Попили они чаю, и он пошел к себе, в свою комнату, достал из чемодана рукопись и положил ее на круглый столик, рядом положил стопку чистой бумаги, несколько хорошо отточенных карандашей, лезвие от безопасной бритвы, чтобы эти карандаши точить. И все, можно было садиться и начинать работу. Но не в первый же вечер усаживать себя за стол. Он присел на тахту, огляделся. В маленькой комнате было два окна и две большие двери, одна из которых была двустворчатой. Да, многовато тут было выходов в мир. И всякий звук из соседней комнаты доносился к нему. И двор был слышен. Там сейчас шел дождь, и было слышно, как в палисаднике ударялись капли о лужу под окном и всплескивали, отскакивая и дробясь. И вдруг так тоскливо стало, неприютно, одиноко…
Леонид Викторович зябко ужал голову, как тогда, как в той комнате. Все вспомнилось, даже тогдашняя неприютность.
А за стеной, за двустворчатой дверью звучали голоса. Говорившие всячески старались сделать их неслышными, но и шепот был слышен Леониду. Слушай не слушай, а что-то да услышишь. И даже не в словах было дело, а в самом звуке этих слов, в натянутой в них ноте. Сергей Сергеевич любил, голос у него был такой, ответы Клавдии Павловны старались только не обидеть. И это тянулось, тянулось. Под эти голоса Леонид и уснул. И сразу же настиг его неотступный сон — Ашхабад снился.

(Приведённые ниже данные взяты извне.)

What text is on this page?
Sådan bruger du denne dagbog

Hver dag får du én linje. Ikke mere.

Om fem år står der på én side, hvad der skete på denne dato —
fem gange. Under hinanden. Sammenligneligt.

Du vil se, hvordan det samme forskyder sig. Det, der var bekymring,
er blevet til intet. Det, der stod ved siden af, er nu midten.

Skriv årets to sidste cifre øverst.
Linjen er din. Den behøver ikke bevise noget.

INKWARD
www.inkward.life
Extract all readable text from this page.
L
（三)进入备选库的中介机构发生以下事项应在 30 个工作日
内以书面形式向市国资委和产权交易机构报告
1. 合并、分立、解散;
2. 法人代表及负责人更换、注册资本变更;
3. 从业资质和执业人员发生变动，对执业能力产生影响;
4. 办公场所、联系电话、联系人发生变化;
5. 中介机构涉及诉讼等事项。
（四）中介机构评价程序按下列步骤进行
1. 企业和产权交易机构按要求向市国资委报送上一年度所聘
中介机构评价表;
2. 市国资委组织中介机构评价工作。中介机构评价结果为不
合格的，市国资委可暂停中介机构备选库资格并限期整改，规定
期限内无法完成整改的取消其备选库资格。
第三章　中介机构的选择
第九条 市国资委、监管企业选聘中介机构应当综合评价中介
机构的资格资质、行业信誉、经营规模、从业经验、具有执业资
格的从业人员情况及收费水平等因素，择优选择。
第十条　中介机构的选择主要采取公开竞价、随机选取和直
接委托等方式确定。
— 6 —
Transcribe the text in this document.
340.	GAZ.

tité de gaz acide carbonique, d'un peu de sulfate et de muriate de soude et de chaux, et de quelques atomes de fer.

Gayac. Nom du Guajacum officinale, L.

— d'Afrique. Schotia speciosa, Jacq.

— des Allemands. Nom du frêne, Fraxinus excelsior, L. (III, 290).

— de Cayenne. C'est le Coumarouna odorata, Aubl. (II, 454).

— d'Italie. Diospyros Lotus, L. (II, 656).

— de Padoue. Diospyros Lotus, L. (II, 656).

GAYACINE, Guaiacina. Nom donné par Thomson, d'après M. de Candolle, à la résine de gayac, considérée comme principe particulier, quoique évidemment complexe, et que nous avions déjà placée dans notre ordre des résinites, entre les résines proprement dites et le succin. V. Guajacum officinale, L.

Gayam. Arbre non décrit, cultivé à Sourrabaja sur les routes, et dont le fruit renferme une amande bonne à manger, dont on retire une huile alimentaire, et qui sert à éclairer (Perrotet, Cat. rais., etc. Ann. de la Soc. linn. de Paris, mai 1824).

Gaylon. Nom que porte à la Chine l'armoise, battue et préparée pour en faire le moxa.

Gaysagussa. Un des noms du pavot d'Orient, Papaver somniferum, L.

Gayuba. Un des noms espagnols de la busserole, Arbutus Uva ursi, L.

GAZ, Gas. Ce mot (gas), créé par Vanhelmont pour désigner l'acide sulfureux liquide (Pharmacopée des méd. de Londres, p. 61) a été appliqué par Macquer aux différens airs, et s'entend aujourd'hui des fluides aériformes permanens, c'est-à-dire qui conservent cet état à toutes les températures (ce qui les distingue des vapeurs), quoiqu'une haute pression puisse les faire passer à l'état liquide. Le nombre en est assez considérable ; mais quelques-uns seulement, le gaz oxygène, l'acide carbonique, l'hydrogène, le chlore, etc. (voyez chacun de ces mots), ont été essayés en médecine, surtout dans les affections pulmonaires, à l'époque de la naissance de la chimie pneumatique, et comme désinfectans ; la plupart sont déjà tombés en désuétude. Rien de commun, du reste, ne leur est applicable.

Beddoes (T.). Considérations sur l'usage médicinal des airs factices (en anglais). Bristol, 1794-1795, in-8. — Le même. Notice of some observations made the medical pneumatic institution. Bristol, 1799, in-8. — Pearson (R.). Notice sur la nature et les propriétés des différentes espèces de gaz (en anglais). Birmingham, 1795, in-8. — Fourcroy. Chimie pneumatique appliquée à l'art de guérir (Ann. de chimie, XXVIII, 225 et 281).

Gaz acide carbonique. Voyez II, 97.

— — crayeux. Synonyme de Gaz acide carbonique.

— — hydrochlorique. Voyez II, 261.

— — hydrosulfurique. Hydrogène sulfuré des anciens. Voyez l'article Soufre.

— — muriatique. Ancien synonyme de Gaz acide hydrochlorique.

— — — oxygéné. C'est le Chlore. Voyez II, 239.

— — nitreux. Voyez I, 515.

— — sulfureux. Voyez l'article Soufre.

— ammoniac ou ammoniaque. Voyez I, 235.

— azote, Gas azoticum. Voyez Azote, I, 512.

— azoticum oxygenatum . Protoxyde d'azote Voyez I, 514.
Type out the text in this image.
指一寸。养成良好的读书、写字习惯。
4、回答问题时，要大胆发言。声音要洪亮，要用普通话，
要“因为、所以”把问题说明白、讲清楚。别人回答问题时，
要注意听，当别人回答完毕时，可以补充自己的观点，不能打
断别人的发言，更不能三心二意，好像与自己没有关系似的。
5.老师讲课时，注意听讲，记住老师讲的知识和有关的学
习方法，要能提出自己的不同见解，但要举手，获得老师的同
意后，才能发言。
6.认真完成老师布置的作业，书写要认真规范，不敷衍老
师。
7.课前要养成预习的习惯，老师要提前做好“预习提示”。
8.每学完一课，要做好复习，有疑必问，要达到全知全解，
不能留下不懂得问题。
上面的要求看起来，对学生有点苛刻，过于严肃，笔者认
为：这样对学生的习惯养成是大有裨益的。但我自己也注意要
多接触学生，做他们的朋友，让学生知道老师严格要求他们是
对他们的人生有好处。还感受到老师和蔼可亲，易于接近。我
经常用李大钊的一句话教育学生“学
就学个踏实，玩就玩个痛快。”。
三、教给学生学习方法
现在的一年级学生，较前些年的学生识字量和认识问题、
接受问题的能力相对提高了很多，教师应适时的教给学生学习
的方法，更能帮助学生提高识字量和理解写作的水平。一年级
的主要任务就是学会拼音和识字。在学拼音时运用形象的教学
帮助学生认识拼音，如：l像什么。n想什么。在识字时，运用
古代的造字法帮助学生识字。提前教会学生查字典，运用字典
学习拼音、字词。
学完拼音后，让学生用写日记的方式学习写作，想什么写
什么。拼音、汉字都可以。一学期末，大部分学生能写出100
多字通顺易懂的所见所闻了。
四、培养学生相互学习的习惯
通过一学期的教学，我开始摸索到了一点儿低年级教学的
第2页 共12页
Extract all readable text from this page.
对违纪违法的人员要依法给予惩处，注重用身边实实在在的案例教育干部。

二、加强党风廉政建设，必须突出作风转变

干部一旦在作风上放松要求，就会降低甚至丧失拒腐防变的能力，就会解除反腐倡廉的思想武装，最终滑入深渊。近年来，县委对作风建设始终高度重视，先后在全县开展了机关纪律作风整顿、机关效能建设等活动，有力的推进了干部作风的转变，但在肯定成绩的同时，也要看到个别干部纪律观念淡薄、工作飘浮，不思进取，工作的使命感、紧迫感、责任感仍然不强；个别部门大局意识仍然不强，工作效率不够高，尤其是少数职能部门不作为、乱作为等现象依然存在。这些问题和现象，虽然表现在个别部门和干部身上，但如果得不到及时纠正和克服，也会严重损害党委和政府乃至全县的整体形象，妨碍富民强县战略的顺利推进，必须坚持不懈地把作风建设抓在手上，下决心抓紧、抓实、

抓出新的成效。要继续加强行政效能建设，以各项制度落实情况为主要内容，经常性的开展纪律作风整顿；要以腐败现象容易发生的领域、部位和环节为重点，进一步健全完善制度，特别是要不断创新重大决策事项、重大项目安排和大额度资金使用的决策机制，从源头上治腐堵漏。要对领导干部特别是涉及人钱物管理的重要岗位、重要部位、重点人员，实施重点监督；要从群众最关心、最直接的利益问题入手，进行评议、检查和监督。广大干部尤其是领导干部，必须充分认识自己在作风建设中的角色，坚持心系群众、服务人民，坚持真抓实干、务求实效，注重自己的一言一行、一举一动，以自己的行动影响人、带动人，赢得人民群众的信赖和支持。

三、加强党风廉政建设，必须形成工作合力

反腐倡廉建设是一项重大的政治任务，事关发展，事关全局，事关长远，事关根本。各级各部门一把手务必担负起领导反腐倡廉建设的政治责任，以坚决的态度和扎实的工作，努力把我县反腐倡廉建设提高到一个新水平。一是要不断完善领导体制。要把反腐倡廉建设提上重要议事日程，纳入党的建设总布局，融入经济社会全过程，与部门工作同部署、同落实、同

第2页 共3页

События те были такими недавними, что еще были жизнью его и, как все, что есть жизнь, повседневность, худо осознавались. Ну, землетрясение, ну, тысячи людей погибли, ну, собственная твоя жизнь потекла по другому руслу, ну и что тут такого, в конце концов? Бывали времена и похуже, с еще большим запасом рока, война была. Так думалось, так рассуждалось наяву, в реальной суете жизни. Но ночью, но во сне, а еще верней в полудреме, когда и спишь и не спишь, когда будто сам на себя поглядываешь со стороны — бодрствующий на сонного, сонный на бодрствующего, — вот тогда Ашхабад, его многоликое лицо вставало перед глазами. И устрашающе падало сердце, и вдруг понималось все: вся утрата, вся невозвратность. Полудрему сменяли сны. Их было немного. В счастливые ночи снились всякие там кошмары, погони — словом, чепуха, от которой легко можно было отделаться, проснувшись на один всего миг. Проснулся, отмахнулся и валяй спи дальше, в новый забредая сон. Но от ашхабадских снов пробуждение не избавляло. И лучше было не просыпаться, не проваливаться в безысходность осмысления только что увиденного. Виделось же немногое и почти одно и то же. Руины, руины, кладбищенские новенькие надгробья, бесконечные ряды этих надгробий — все чаще гипсовые старухи с рогом изобилия в руках. И виделась тишина, оглохшая тишина, над которой клубилась пыль. Закричать бы, спугнуть бы эти крылья, нависшие над тобой. Не вскрикивалось. И невмоготу становилось удушье. Вот и весь сон, что один, что другой. Ашхабад не отпускал. И хоть бы разочек приснился старый город, тот, что был до землетрясения. Счастье не снится, по-видимому. А если и снится, то только в такую пору, когда ты не понимаешь, что снится тебе счастье…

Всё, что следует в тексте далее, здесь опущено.